I walk to the kitchen, find eggs and butter in the fridge. I have to
look in three cabinets before I find the pans.
I have forgotten how to cook eggs, if I ever really knew. They are
burnt on the edges, the yolk still runny and raw. I eat them anyway.
I am back in the living room before I realize that Fran will not take
my plate from the table. I start to go back, planning to soak the plate in the
sink. I stop, laughing. It doesn’t matter. I won’t be here tomorrow. Let it sit
there.
I turn, and head for our bedroom instead. I open the closet and reach
up, pulling down stacks of blankets and extra pillows, scattering them on the
floor. There it is. I lift down the box and carry it to the bed.

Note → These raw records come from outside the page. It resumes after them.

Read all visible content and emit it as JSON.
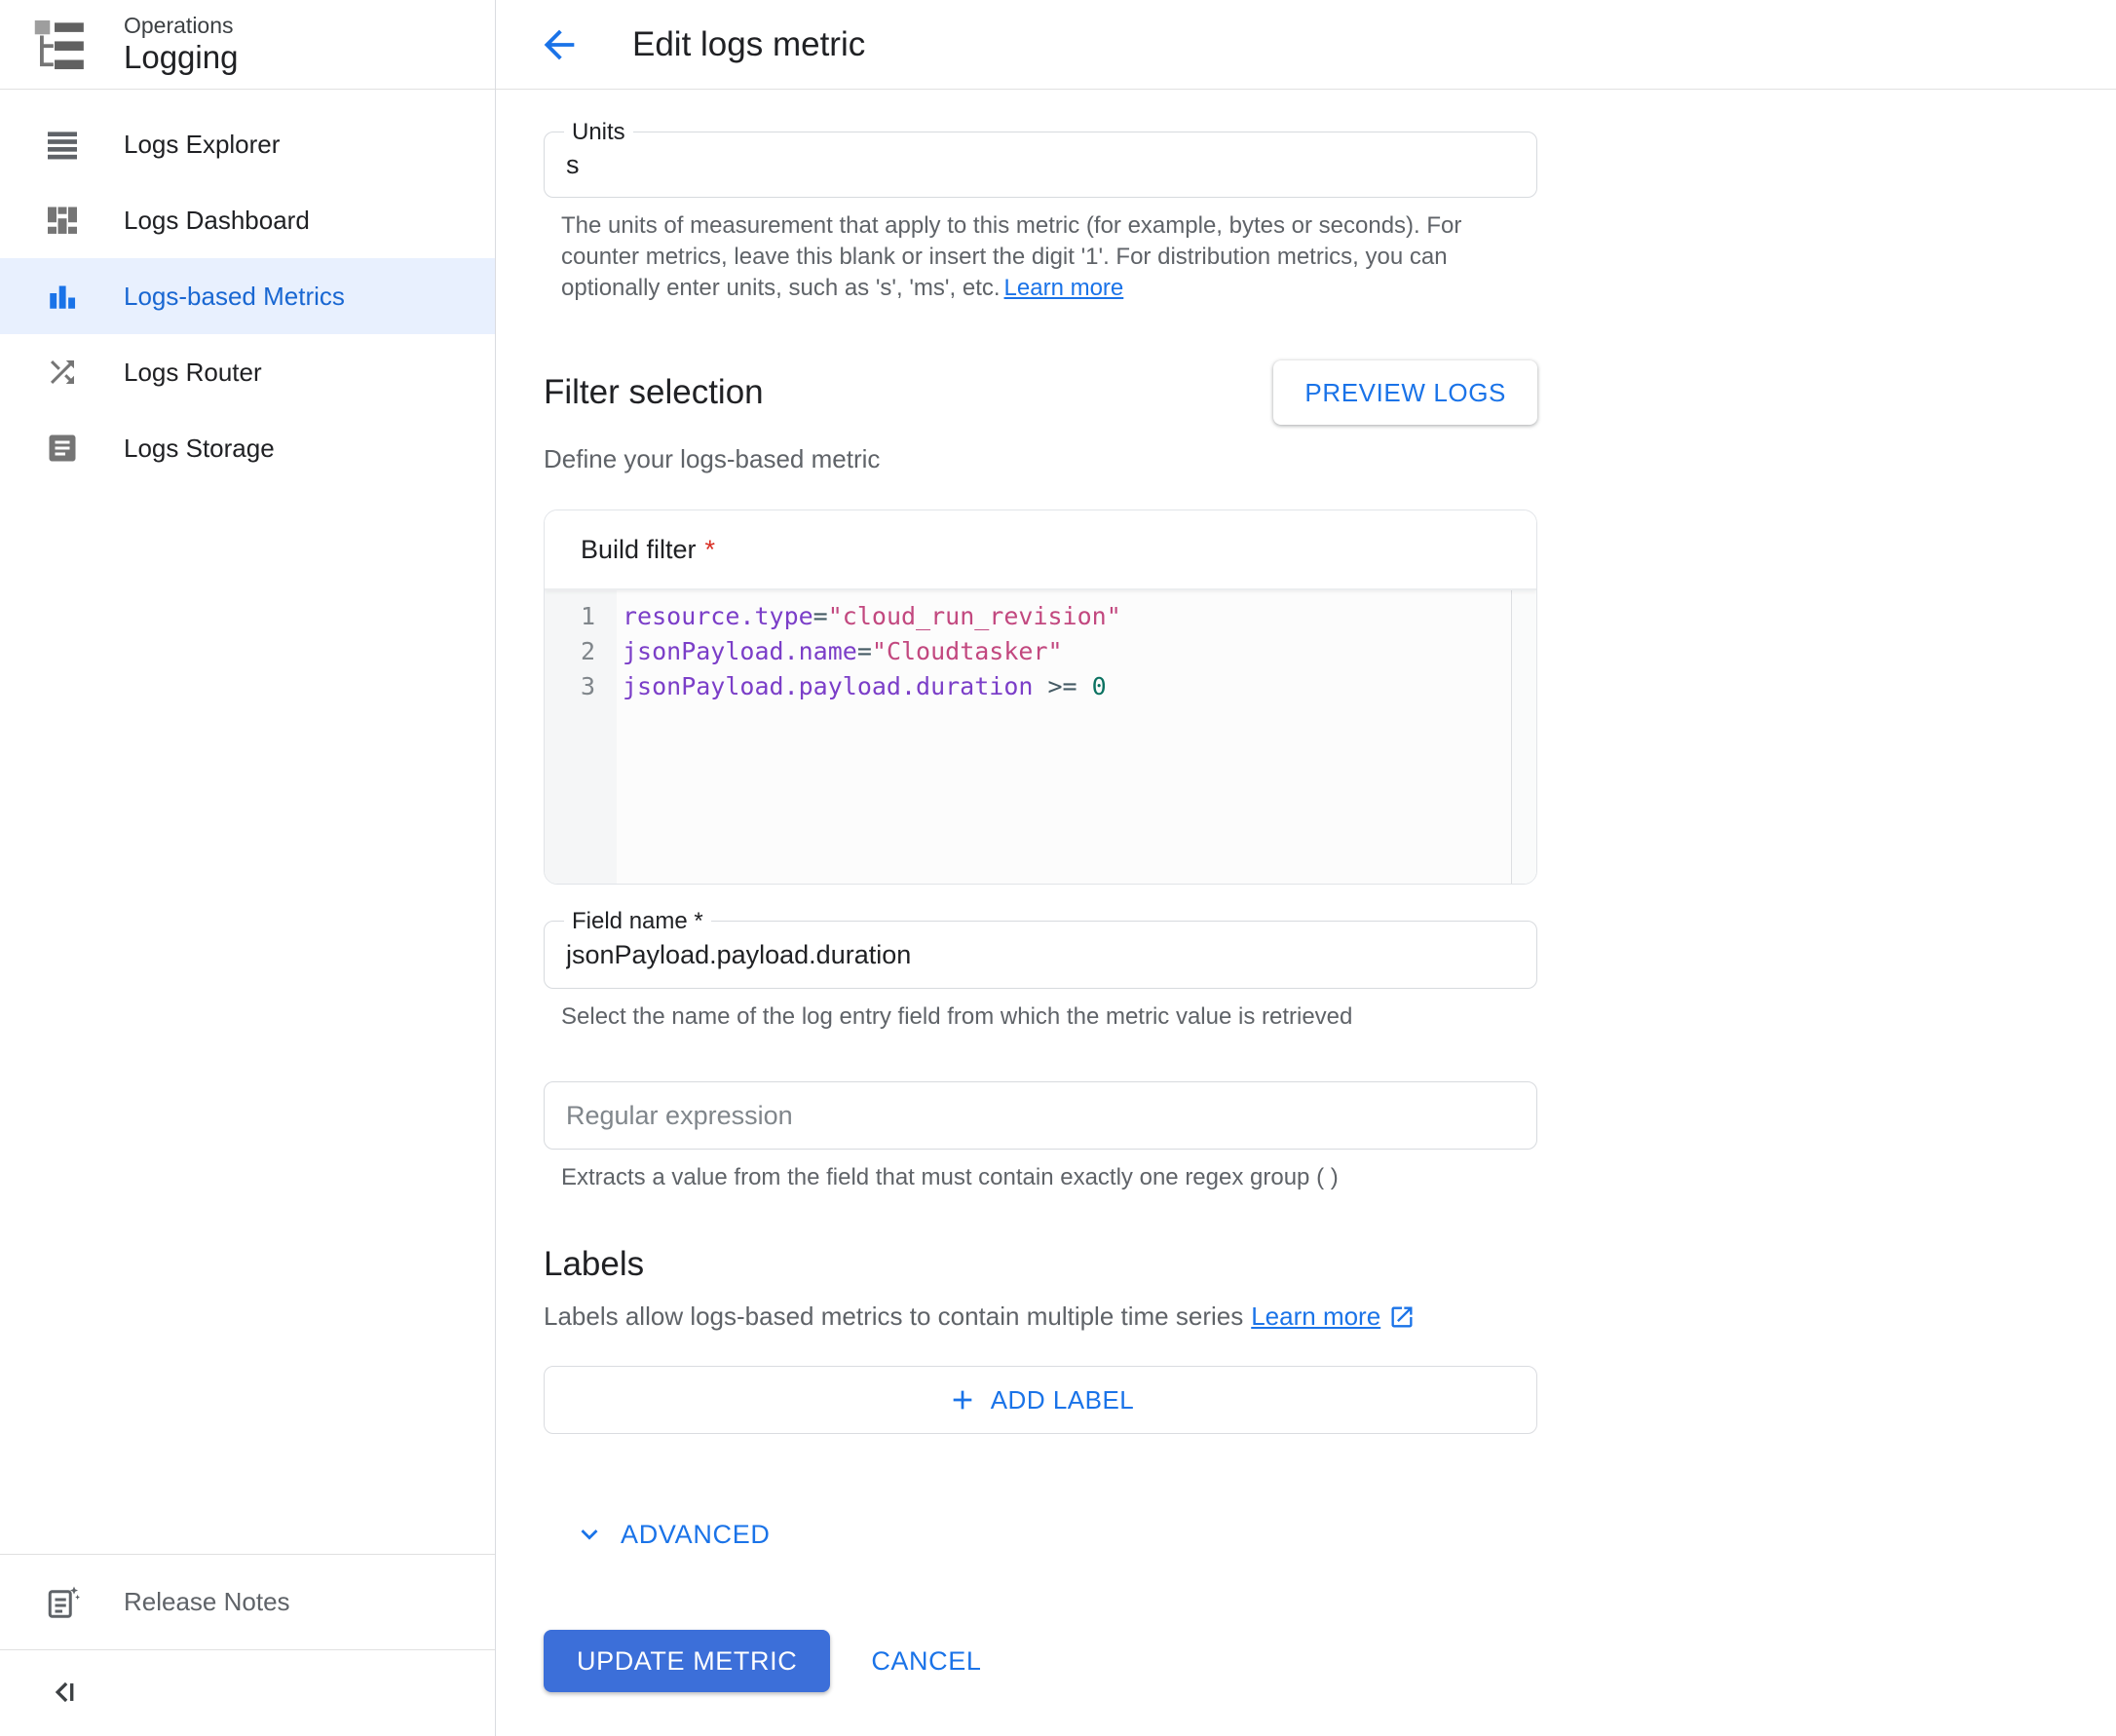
{
  "product": {
    "eyebrow": "Operations",
    "name": "Logging"
  },
  "sidebar": {
    "items": [
      {
        "label": "Logs Explorer",
        "icon": "logs-explorer-icon",
        "selected": false
      },
      {
        "label": "Logs Dashboard",
        "icon": "logs-dashboard-icon",
        "selected": false
      },
      {
        "label": "Logs-based Metrics",
        "icon": "logs-based-metrics-icon",
        "selected": true
      },
      {
        "label": "Logs Router",
        "icon": "logs-router-icon",
        "selected": false
      },
      {
        "label": "Logs Storage",
        "icon": "logs-storage-icon",
        "selected": false
      }
    ],
    "release_notes": {
      "label": "Release Notes",
      "icon": "release-notes-icon"
    },
    "collapse_icon": "collapse-sidenav-icon"
  },
  "header": {
    "back_icon": "back-arrow-icon",
    "title": "Edit logs metric"
  },
  "units": {
    "label": "Units",
    "value": "s",
    "help": "The units of measurement that apply to this metric (for example, bytes or seconds). For counter metrics, leave this blank or insert the digit '1'. For distribution metrics, you can optionally enter units, such as 's', 'ms', etc.",
    "learn_more": "Learn more"
  },
  "filter_selection": {
    "heading": "Filter selection",
    "preview_logs_button": "PREVIEW LOGS",
    "subtitle": "Define your logs-based metric",
    "build_filter": {
      "label": "Build filter",
      "required_marker": "*",
      "lines": [
        {
          "number": "1",
          "tokens": [
            {
              "type": "key",
              "text": "resource.type"
            },
            {
              "type": "op",
              "text": "="
            },
            {
              "type": "string",
              "text": "\"cloud_run_revision\""
            }
          ]
        },
        {
          "number": "2",
          "tokens": [
            {
              "type": "key",
              "text": "jsonPayload.name"
            },
            {
              "type": "op",
              "text": "="
            },
            {
              "type": "string",
              "text": "\"Cloudtasker\""
            }
          ]
        },
        {
          "number": "3",
          "tokens": [
            {
              "type": "key",
              "text": "jsonPayload.payload.duration"
            },
            {
              "type": "op",
              "text": " >= "
            },
            {
              "type": "number",
              "text": "0"
            }
          ]
        }
      ]
    }
  },
  "field_name": {
    "label": "Field name *",
    "value": "jsonPayload.payload.duration",
    "help": "Select the name of the log entry field from which the metric value is retrieved"
  },
  "regular_expression": {
    "placeholder": "Regular expression",
    "help": "Extracts a value from the field that must contain exactly one regex group ( )"
  },
  "labels": {
    "heading": "Labels",
    "description": "Labels allow logs-based metrics to contain multiple time series",
    "learn_more": "Learn more",
    "add_label_button": "ADD LABEL"
  },
  "advanced_toggle": "ADVANCED",
  "actions": {
    "update_button": "UPDATE METRIC",
    "cancel_button": "CANCEL"
  },
  "colors": {
    "accent_blue": "#1a73e8",
    "primary_button_blue": "#3c6fd9",
    "selected_item_bg": "#e8f0fe",
    "selected_item_text": "#1967d2",
    "code_key_purple": "#7b3ec8",
    "code_string_pink": "#c2487f",
    "code_operator_slate": "#455a64",
    "code_number_teal": "#0b7261",
    "required_red": "#d93025"
  }
}
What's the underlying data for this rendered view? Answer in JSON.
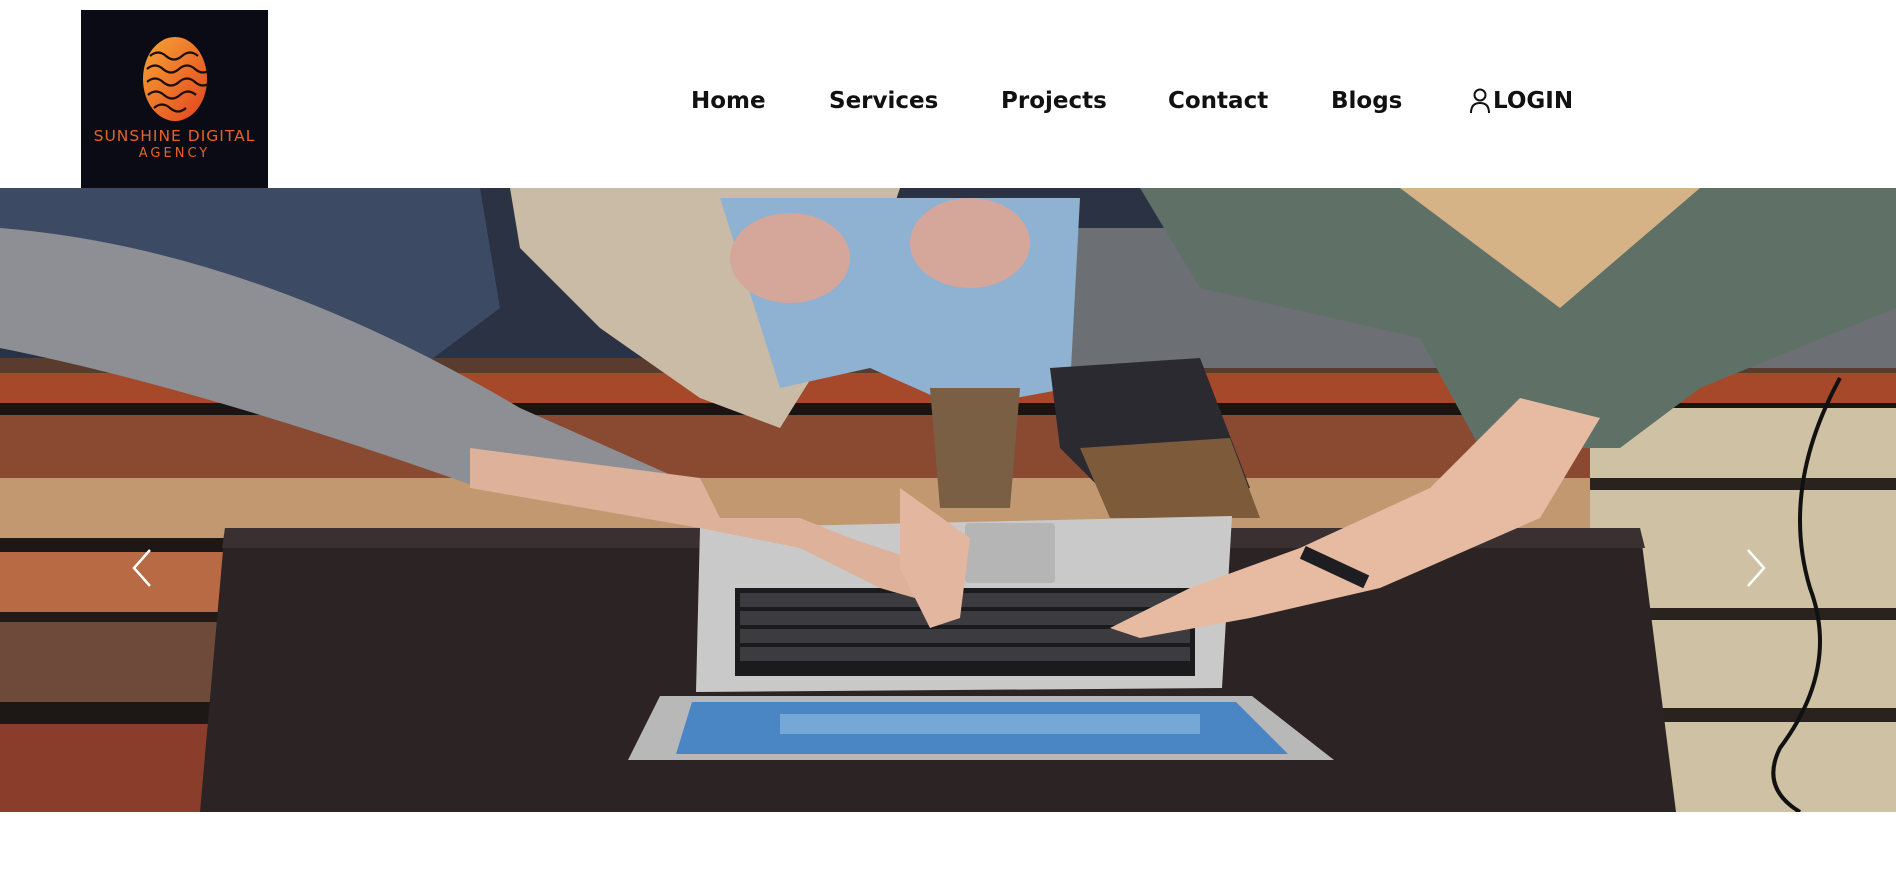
{
  "brand": {
    "name_line1": "SUNSHINE DIGITAL",
    "name_line2": "AGENCY",
    "logo_bg": "#0b0b16",
    "logo_accent": "#e7622a"
  },
  "nav": {
    "items": [
      {
        "label": "Home"
      },
      {
        "label": "Services"
      },
      {
        "label": "Projects"
      },
      {
        "label": "Contact"
      },
      {
        "label": "Blogs"
      }
    ],
    "login_label": "LOGIN",
    "login_icon": "user-icon"
  },
  "carousel": {
    "prev_icon": "chevron-left-icon",
    "next_icon": "chevron-right-icon",
    "slide_description_icon": "hero-photo"
  }
}
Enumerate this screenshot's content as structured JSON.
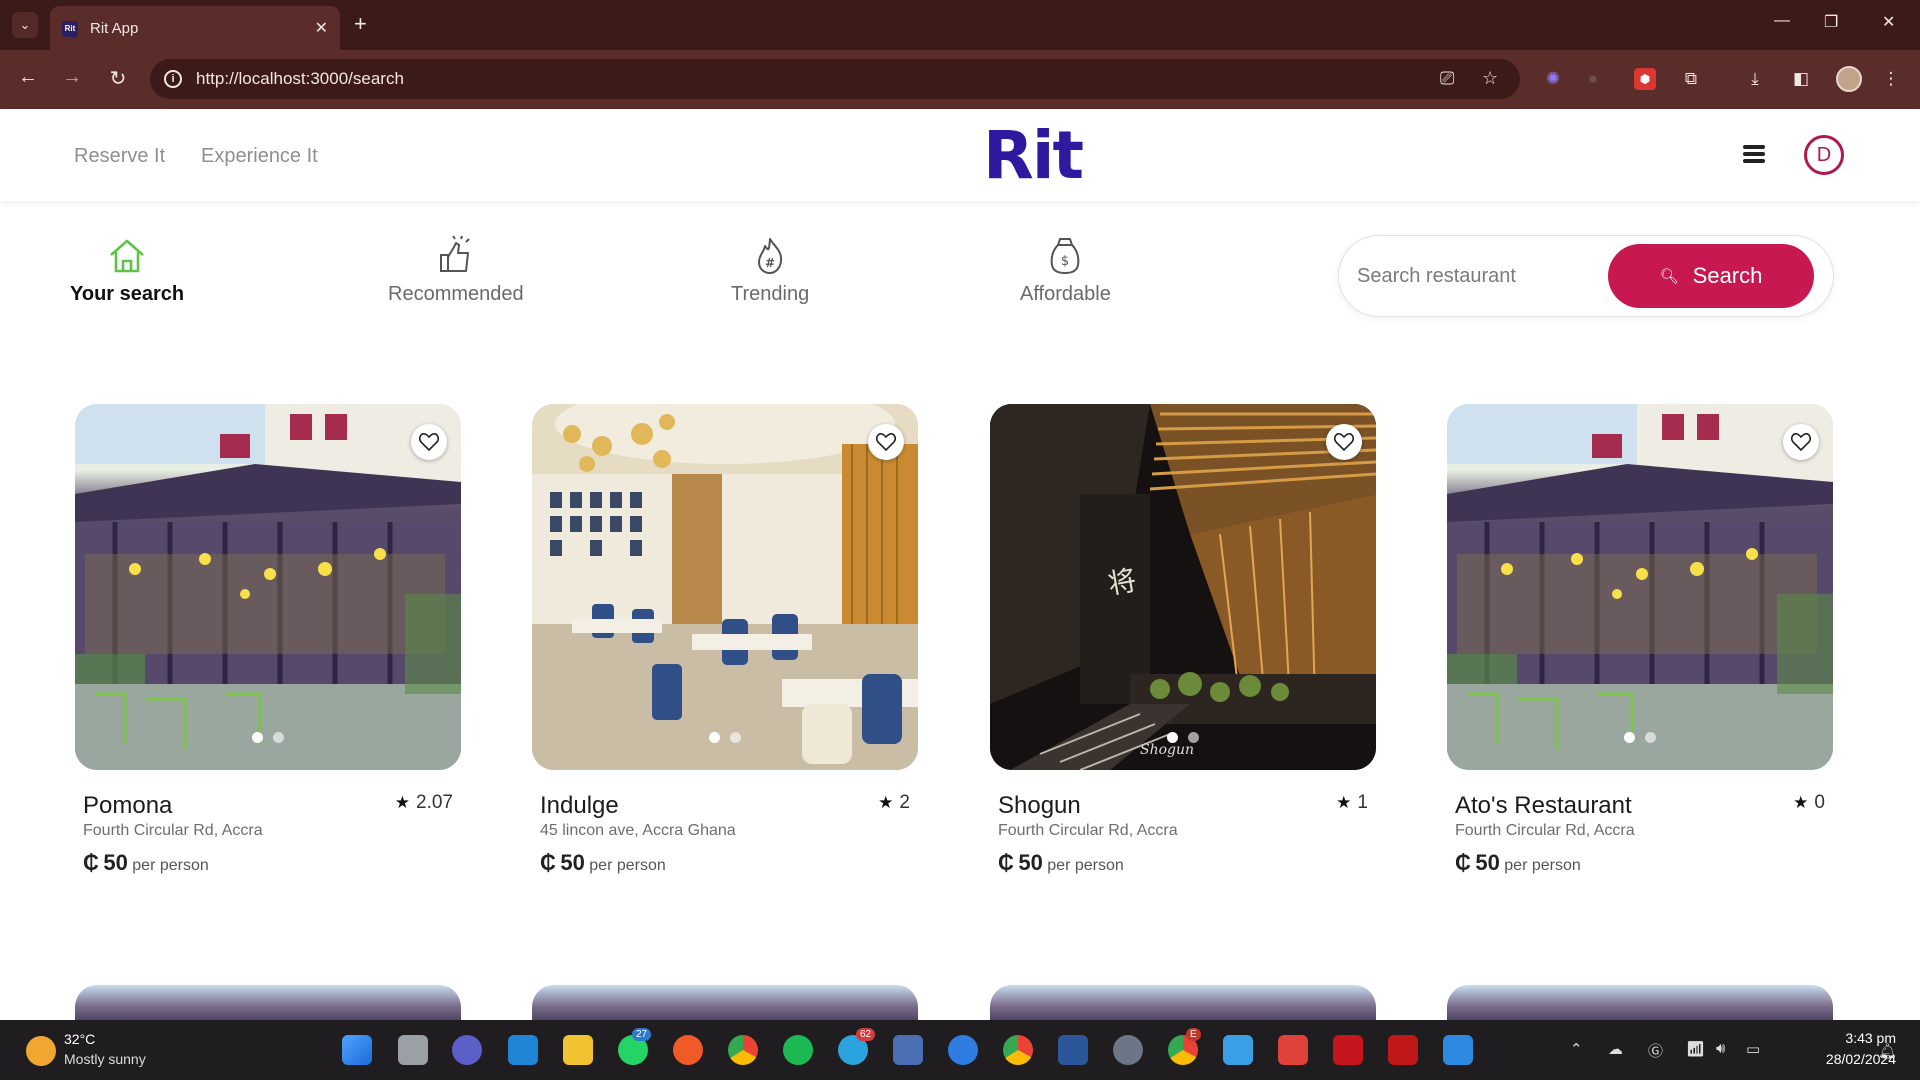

Sitting, the box beside me, I lift the lid. On top is the document. A
single sheet of paper, folded once in half. I have seen so many of these, I do
not need to open it to remember what it says.
It says that Fran was mine. To have and to hold. To be my life mate.
For 60 years. Not a day more or less. She knew she had an expiration date when
she signed. I just honored the agreement.
I move to the fireplace with the page in hand. I pull a match from the
tin, light it, and hold it to the corner of the paper. It wouldn’t do for
someone to find this later. I drop the burning page onto the grate, watching
until it is nothing but ash.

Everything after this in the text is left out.